Un mes más tarde.
Acababa de pasar la tormenta. El otoño dejó paso al invierno, y la lluvia fue sustituida por copos de nieve, con los que los más pequeños estarían jugando en los parques con sus manoplas llenas de hielo. Riéndose y cayéndose de culo en cualquier parte.
Richard Scott tenía puesta una camisa de fuerza, y sus ojos brillaban como si fueran fosforescentes. La mirada fría y sin ningún atisbo de ilusión o cordura, pero repetía una y otra vez:
—Son legión. Dios, ampárame en tu poder. El demonio quiere mi alma, pero yo no se la daré. Dios, escucha mis plegarias. Sabes que tuve que hacerlo. Mi hija me perdonará aunque forme parte de ellos. Dios, sácame de aquí.
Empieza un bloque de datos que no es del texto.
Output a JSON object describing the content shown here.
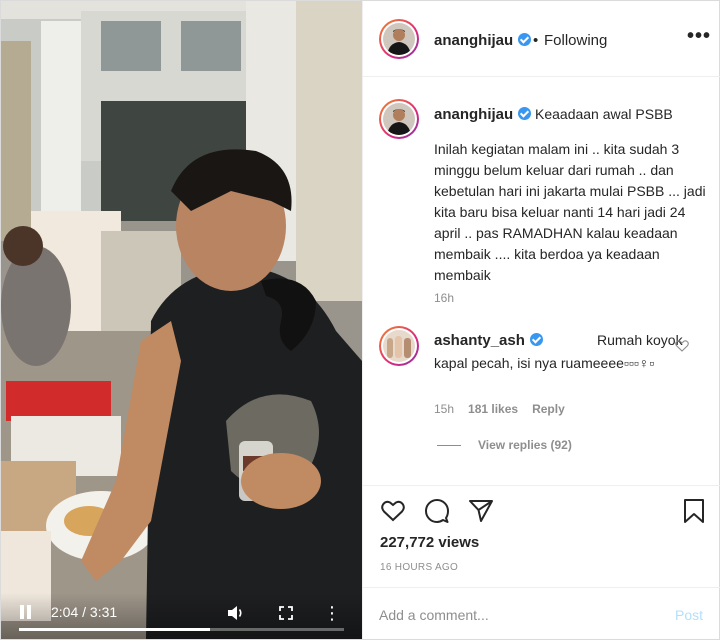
{
  "post": {
    "username": "ananghijau",
    "separator": "•",
    "follow_status": "Following",
    "more_glyph": "•••"
  },
  "caption": {
    "username": "ananghijau",
    "title": "Keaadaan awal PSBB",
    "body": "Inilah kegiatan malam ini .. kita sudah 3 minggu belum keluar dari rumah .. dan kebetulan hari ini jakarta mulai PSBB ... jadi kita baru bisa keluar nanti 14 hari jadi 24 april .. pas RAMADHAN kalau keadaan membaik .... kita berdoa ya keadaan membaik",
    "time": "16h"
  },
  "comment": {
    "username": "ashanty_ash",
    "text_line1": "Rumah koyok",
    "text_rest": "kapal pecah, isi nya ruameeee▫▫▫♀▫",
    "time": "15h",
    "likes": "181 likes",
    "reply": "Reply",
    "view_replies": "View replies (92)"
  },
  "player": {
    "time": "2:04 / 3:31",
    "progress_fraction": 0.587
  },
  "stats": {
    "views": "227,772 views",
    "date": "16 HOURS AGO"
  },
  "composer": {
    "placeholder": "Add a comment...",
    "post_label": "Post"
  },
  "icons": {
    "like": "heart-icon",
    "comment": "comment-icon",
    "share": "share-icon",
    "save": "bookmark-icon",
    "verified": "verified-badge-icon"
  },
  "colors": {
    "verified": "#3897f0",
    "post_disabled": "#b2dffc",
    "muted": "#8e8e8e"
  }
}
Se detenía a balancearse durante dos minutos y repetía de nuevo el sermón:
—Son legión. Dios, ampárame en tu poder. El demonio quiere mi alma, pero yo no se la daré. Dios, escucha mis plegarias. Sabes que tuve que hacerlo. Mi hija me perdonará aunque forme parte de ellos. Dios, sácame de aquí.
Y siguió viviendo, o muriendo, en el tormento de la legión.